Make sure python3.7 is installed and added to path.
python --version
or
python3.7 --version
Then create a virtual environment for the project.
virtualenv -p python venv
. venv/bin/activate
or
virtualenv -p python3.7 venv
. venv/bin/activate
Or
python3 -m pip venv .
cd scripts/activate
Then on all platforms install the python dependencies:
pip install -r requirements-dev.txt
Note: there is a separate requirements.txt file that excludes all but the dependencies required for deployment. Any production dependencies should be added to both files.
sh scripts/lint.sh
The scraping can be run by running the python program.
python3 src/news_scrapper.py --root_dir <output-directory> --source_list <path-to-source-file>
python3 src/news_scrapper.py --root_dir F:/Scraper/Articles --source_list F:/Scraper/news_source.txt
Make sure the file news_source.txt exists in the specified location.
A sample news_source.txt has been provided in the repo.
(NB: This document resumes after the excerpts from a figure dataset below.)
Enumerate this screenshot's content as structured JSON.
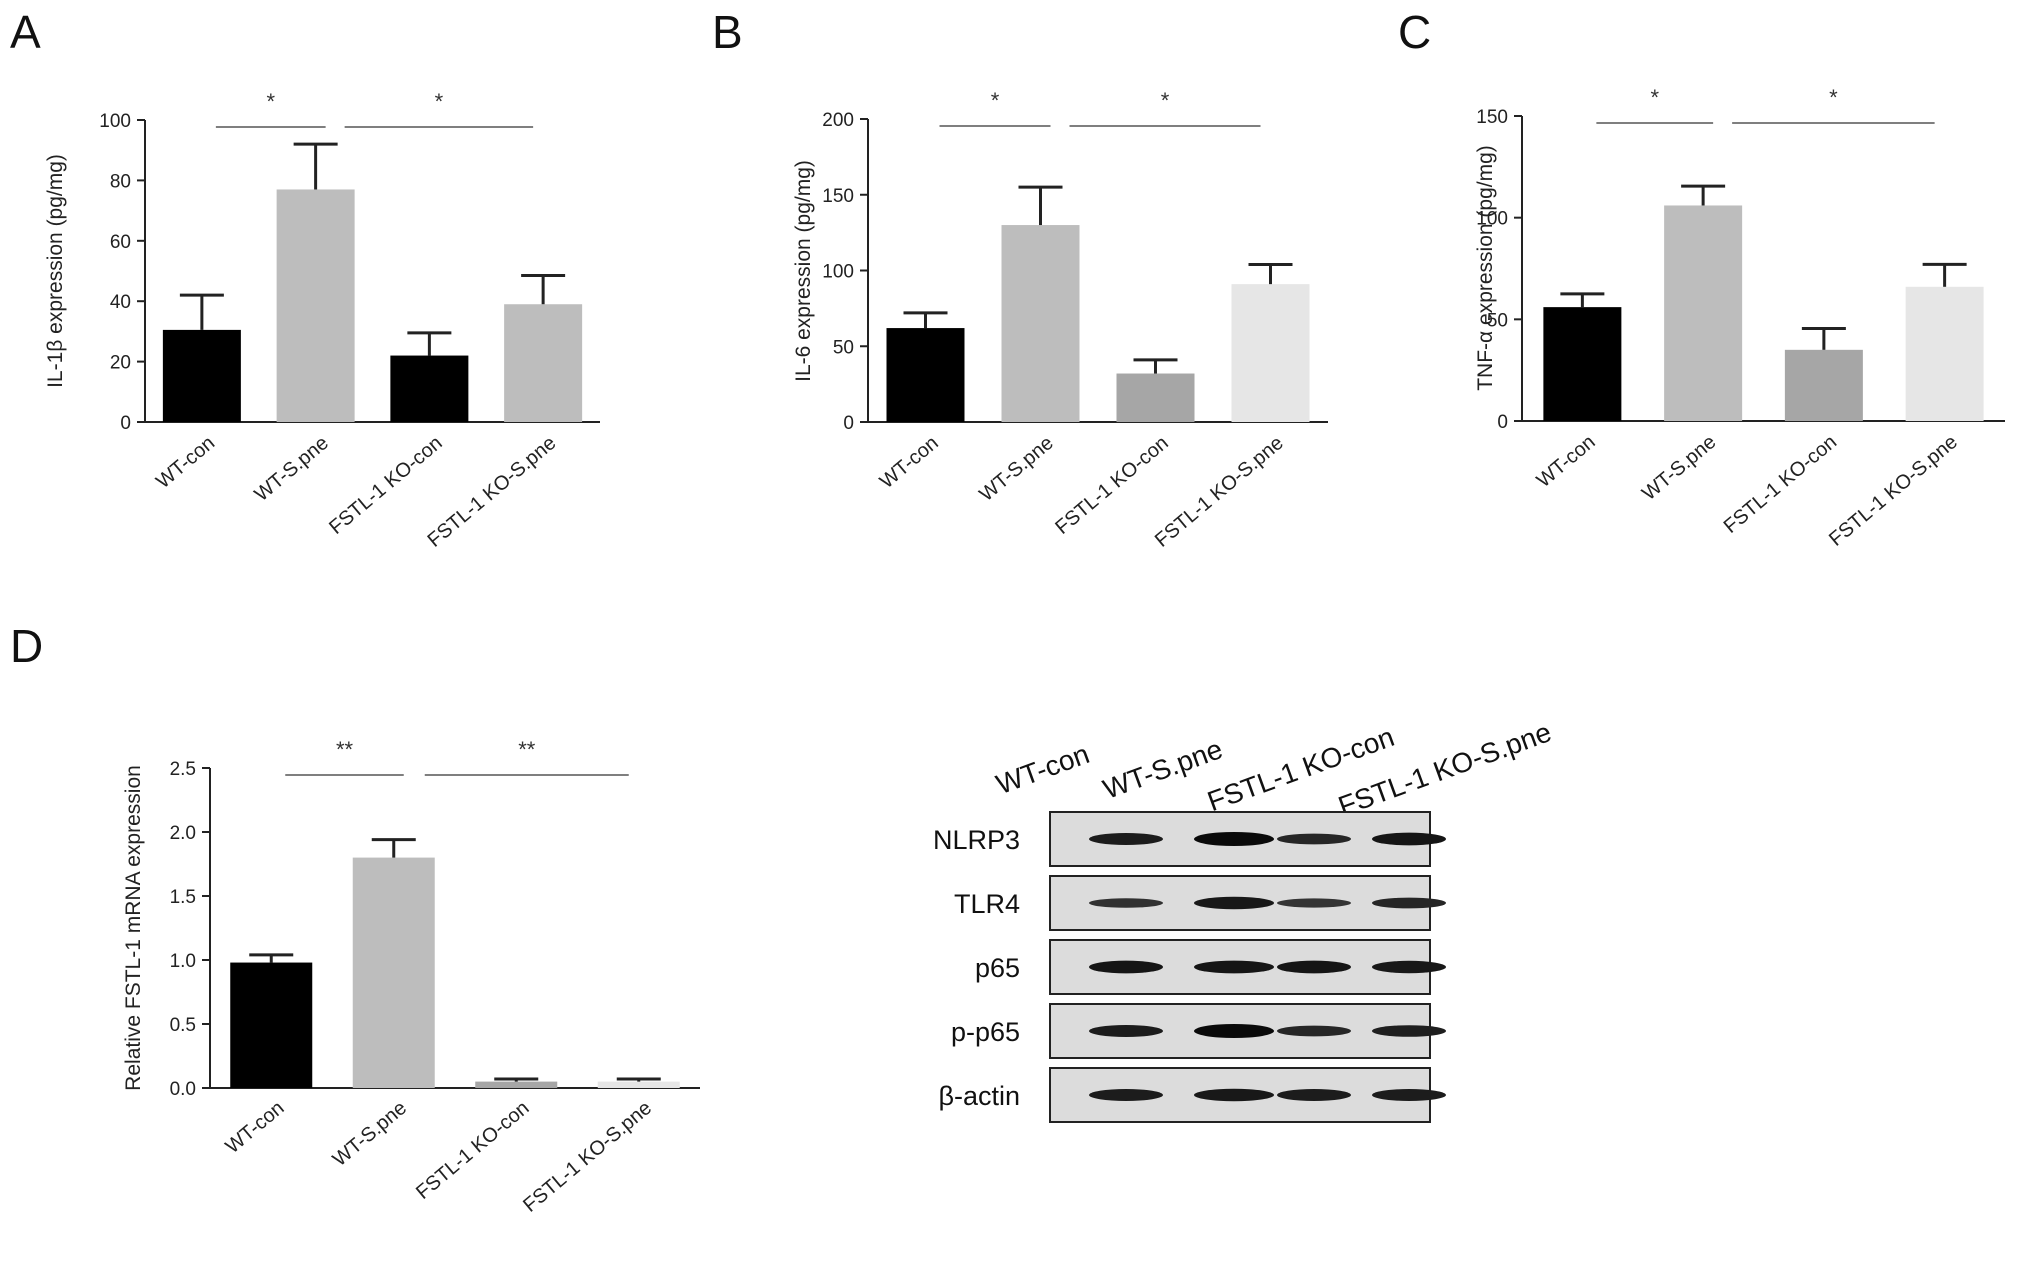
{
  "panels": [
    "A",
    "B",
    "C",
    "D"
  ],
  "chart_data": [
    {
      "panel": "A",
      "type": "bar",
      "categories": [
        "WT-con",
        "WT-S.pne",
        "FSTL-1 KO-con",
        "FSTL-1 KO-S.pne"
      ],
      "values": [
        30.5,
        77,
        22,
        39
      ],
      "errors": [
        11.5,
        15,
        7.5,
        9.5
      ],
      "colors": [
        "#000000",
        "#bdbdbd",
        "#000000",
        "#bdbdbd"
      ],
      "ylabel": "IL-1β expression (pg/mg)",
      "ylim": [
        0,
        100
      ],
      "yticks": [
        "0",
        "20",
        "40",
        "60",
        "80",
        "100"
      ],
      "significance": [
        {
          "from": 0,
          "to": 1,
          "label": "*"
        },
        {
          "from": 1,
          "to": 3,
          "label": "*"
        }
      ]
    },
    {
      "panel": "B",
      "type": "bar",
      "categories": [
        "WT-con",
        "WT-S.pne",
        "FSTL-1 KO-con",
        "FSTL-1 KO-S.pne"
      ],
      "values": [
        62,
        130,
        32,
        91
      ],
      "errors": [
        10,
        25,
        9,
        13
      ],
      "colors": [
        "#000000",
        "#bdbdbd",
        "#a6a6a6",
        "#e6e6e6"
      ],
      "ylabel": "IL-6 expression (pg/mg)",
      "ylim": [
        0,
        200
      ],
      "yticks": [
        "0",
        "50",
        "100",
        "150",
        "200"
      ],
      "significance": [
        {
          "from": 0,
          "to": 1,
          "label": "*"
        },
        {
          "from": 1,
          "to": 3,
          "label": "*"
        }
      ]
    },
    {
      "panel": "C",
      "type": "bar",
      "categories": [
        "WT-con",
        "WT-S.pne",
        "FSTL-1 KO-con",
        "FSTL-1 KO-S.pne"
      ],
      "values": [
        56,
        106,
        35,
        66
      ],
      "errors": [
        6.5,
        9.5,
        10.5,
        11
      ],
      "colors": [
        "#000000",
        "#bdbdbd",
        "#a6a6a6",
        "#e6e6e6"
      ],
      "ylabel": "TNF-α expression (pg/mg)",
      "ylim": [
        0,
        150
      ],
      "yticks": [
        "0",
        "50",
        "100",
        "150"
      ],
      "significance": [
        {
          "from": 0,
          "to": 1,
          "label": "*"
        },
        {
          "from": 1,
          "to": 3,
          "label": "*"
        }
      ]
    },
    {
      "panel": "D",
      "type": "bar",
      "categories": [
        "WT-con",
        "WT-S.pne",
        "FSTL-1 KO-con",
        "FSTL-1 KO-S.pne"
      ],
      "values": [
        0.98,
        1.8,
        0.05,
        0.05
      ],
      "errors": [
        0.06,
        0.14,
        0.02,
        0.02
      ],
      "colors": [
        "#000000",
        "#bdbdbd",
        "#a6a6a6",
        "#e6e6e6"
      ],
      "ylabel": "Relative FSTL-1 mRNA expression",
      "ylim": [
        0,
        2.5
      ],
      "yticks": [
        "0.0",
        "0.5",
        "1.0",
        "1.5",
        "2.0",
        "2.5"
      ],
      "significance": [
        {
          "from": 0,
          "to": 1,
          "label": "**"
        },
        {
          "from": 1,
          "to": 3,
          "label": "**"
        }
      ]
    }
  ],
  "blot": {
    "lanes": [
      "WT-con",
      "WT-S.pne",
      "FSTL-1 KO-con",
      "FSTL-1 KO-S.pne"
    ],
    "rows": [
      {
        "label": "NLRP3",
        "intensity": [
          0.75,
          1.0,
          0.6,
          0.85
        ]
      },
      {
        "label": "TLR4",
        "intensity": [
          0.45,
          0.8,
          0.4,
          0.6
        ]
      },
      {
        "label": "p65",
        "intensity": [
          0.85,
          0.85,
          0.85,
          0.8
        ]
      },
      {
        "label": "p-p65",
        "intensity": [
          0.75,
          1.0,
          0.6,
          0.7
        ]
      },
      {
        "label": "β-actin",
        "intensity": [
          0.75,
          0.8,
          0.75,
          0.75
        ]
      }
    ]
  }
}
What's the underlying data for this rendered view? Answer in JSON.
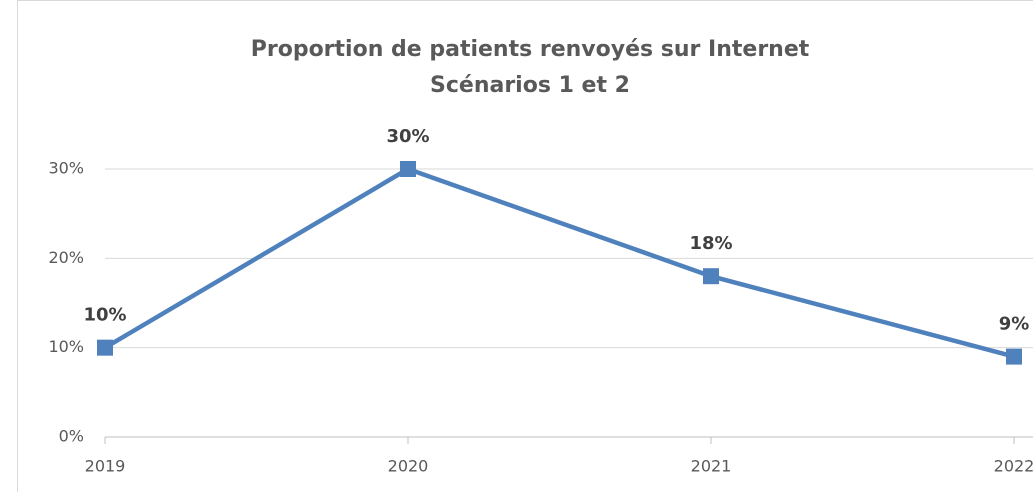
{
  "chart_data": {
    "type": "line",
    "title": "Proportion de patients renvoyés sur Internet",
    "subtitle": "Scénarios 1 et 2",
    "categories": [
      "2019",
      "2020",
      "2021",
      "2022"
    ],
    "values": [
      10,
      30,
      18,
      9
    ],
    "value_labels": [
      "10%",
      "30%",
      "18%",
      "9%"
    ],
    "color": "#4f81bd",
    "ylim": [
      0,
      30
    ],
    "yticks": [
      {
        "value": 0,
        "label": "0%"
      },
      {
        "value": 10,
        "label": "10%"
      },
      {
        "value": 20,
        "label": "20%"
      },
      {
        "value": 30,
        "label": "30%"
      }
    ],
    "grid": true
  }
}
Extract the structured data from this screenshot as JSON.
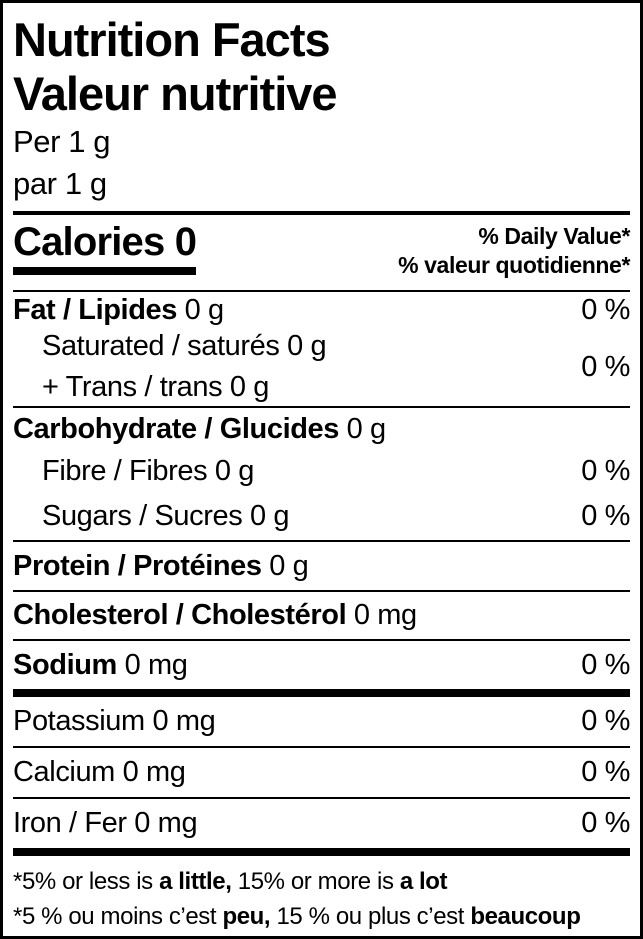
{
  "header": {
    "title_en": "Nutrition Facts",
    "title_fr": "Valeur nutritive",
    "serving_en": "Per 1 g",
    "serving_fr": "par 1 g"
  },
  "calories": {
    "label": "Calories 0"
  },
  "daily_value": {
    "en": "% Daily Value*",
    "fr": "% valeur quotidienne*"
  },
  "rows": [
    {
      "bold": "Fat / Lipides",
      "rest": " 0 g",
      "dv": "0 %"
    },
    {
      "line1": "Saturated / saturés 0 g",
      "line2": "+ Trans / trans 0 g",
      "dv": "0 %"
    },
    {
      "bold": "Carbohydrate / Glucides",
      "rest": " 0 g"
    },
    {
      "text": "Fibre / Fibres 0 g",
      "dv": "0 %"
    },
    {
      "text": "Sugars / Sucres 0 g",
      "dv": "0 %"
    },
    {
      "bold": "Protein / Protéines",
      "rest": " 0 g"
    },
    {
      "bold": "Cholesterol / Cholestérol",
      "rest": " 0 mg"
    },
    {
      "bold": "Sodium",
      "rest": " 0 mg",
      "dv": "0 %"
    },
    {
      "text": "Potassium 0 mg",
      "dv": "0 %"
    },
    {
      "text": "Calcium 0 mg",
      "dv": "0 %"
    },
    {
      "text": "Iron / Fer 0 mg",
      "dv": "0 %"
    }
  ],
  "footnotes": {
    "en": {
      "p1": "*5% or less is ",
      "b1": "a little,",
      "p2": " 15% or more is ",
      "b2": "a lot"
    },
    "fr": {
      "p1": "*5 % ou moins c’est ",
      "b1": "peu,",
      "p2": " 15 % ou plus c’est ",
      "b2": "beaucoup"
    }
  }
}
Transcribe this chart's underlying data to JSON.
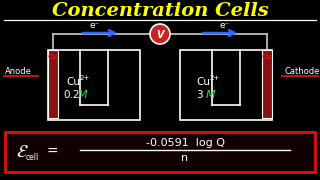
{
  "title": "Concentration Cells",
  "title_color": "#FFFF00",
  "bg_color": "#000000",
  "anode_label": "Anode",
  "cathode_label": "Cathode",
  "cu_label": "Cu",
  "left_conc": "0.2",
  "right_conc": "3",
  "voltmeter": "V",
  "electron_label": "e⁻",
  "formula_num": "-0.0591  log Q",
  "formula_den": "n",
  "white": "#ffffff",
  "red": "#dd1111",
  "green": "#33dd33",
  "blue": "#3366ff",
  "yellow": "#FFFF00",
  "darkred_fill": "#220000",
  "formula_bg": "#110000",
  "wire_color": "#cccccc",
  "voltmeter_circle": "#cc2222",
  "elec_fill": "#8B1010"
}
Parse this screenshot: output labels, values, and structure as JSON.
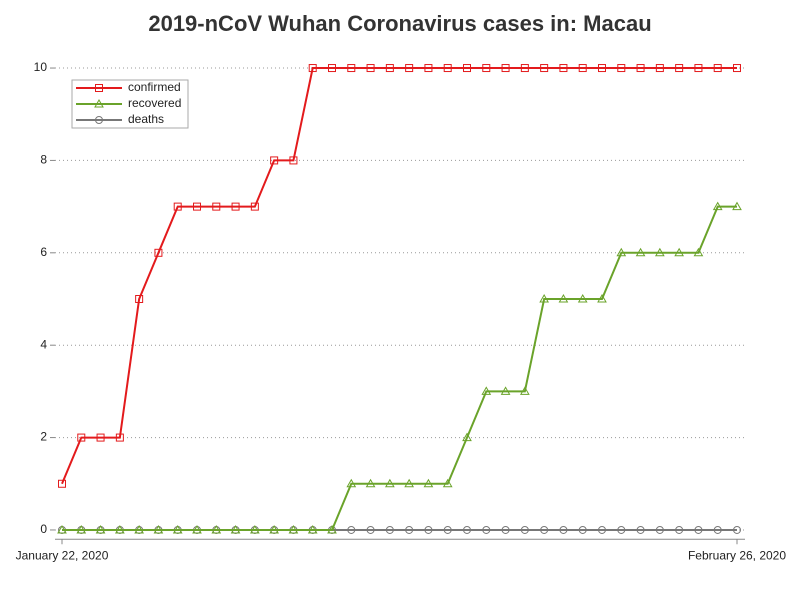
{
  "chart_data": {
    "type": "line",
    "title": "2019-nCoV Wuhan Coronavirus cases in: Macau",
    "categories": [
      "January 22, 2020",
      null,
      null,
      null,
      null,
      null,
      null,
      null,
      null,
      null,
      null,
      null,
      null,
      null,
      null,
      null,
      null,
      null,
      null,
      null,
      null,
      null,
      null,
      null,
      null,
      null,
      null,
      null,
      null,
      null,
      null,
      null,
      null,
      null,
      null,
      "February 26, 2020"
    ],
    "series": [
      {
        "name": "confirmed",
        "color": "#e31a1c",
        "marker": "square",
        "values": [
          1,
          2,
          2,
          2,
          5,
          6,
          7,
          7,
          7,
          7,
          7,
          8,
          8,
          10,
          10,
          10,
          10,
          10,
          10,
          10,
          10,
          10,
          10,
          10,
          10,
          10,
          10,
          10,
          10,
          10,
          10,
          10,
          10,
          10,
          10,
          10
        ]
      },
      {
        "name": "recovered",
        "color": "#6aa32a",
        "marker": "triangle",
        "values": [
          0,
          0,
          0,
          0,
          0,
          0,
          0,
          0,
          0,
          0,
          0,
          0,
          0,
          0,
          0,
          1,
          1,
          1,
          1,
          1,
          1,
          2,
          3,
          3,
          3,
          5,
          5,
          5,
          5,
          6,
          6,
          6,
          6,
          6,
          7,
          7
        ]
      },
      {
        "name": "deaths",
        "color": "#777777",
        "marker": "circle",
        "values": [
          0,
          0,
          0,
          0,
          0,
          0,
          0,
          0,
          0,
          0,
          0,
          0,
          0,
          0,
          0,
          0,
          0,
          0,
          0,
          0,
          0,
          0,
          0,
          0,
          0,
          0,
          0,
          0,
          0,
          0,
          0,
          0,
          0,
          0,
          0,
          0
        ]
      }
    ],
    "ylim": [
      -0.2,
      10.2
    ],
    "yticks": [
      0,
      2,
      4,
      6,
      8,
      10
    ],
    "grid": true,
    "legend": "top-left"
  }
}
All the output files (json files, summary.txt and error_logs.txt) will be generated in the specified output directory.
To make things easier, the above command is wrapped by a shell script news_feed.sh.
The script contains the above python command to run the app with a default output directory and relative location to the source file present in the repo.
We can just run the script or we can edit it and provide our custom path.
To do this, open the script in a text editor and replace the values for root_dir and source_list with custom values where we want to have our input/output.
sh scripts/news_feed.sh
The script will run for some time (~mins) depending on the count of sources we provided and the total number of articles present on those sources for the particular day the app is run.
For functionality testing, It is advised to provide a single source containing a small number of articles. http://slate.com
is one preferred input for which it takes about 3 mins to scrape all articles on any given day.
For testing multiple sources,
http://slate.com
https://www.reuters.com/places/india
are two example values and it takes about 8 mins to scrape articles from these 2 sources combined.
Once the script execution completes, the output can be found in the local file system and MongoDB cluster.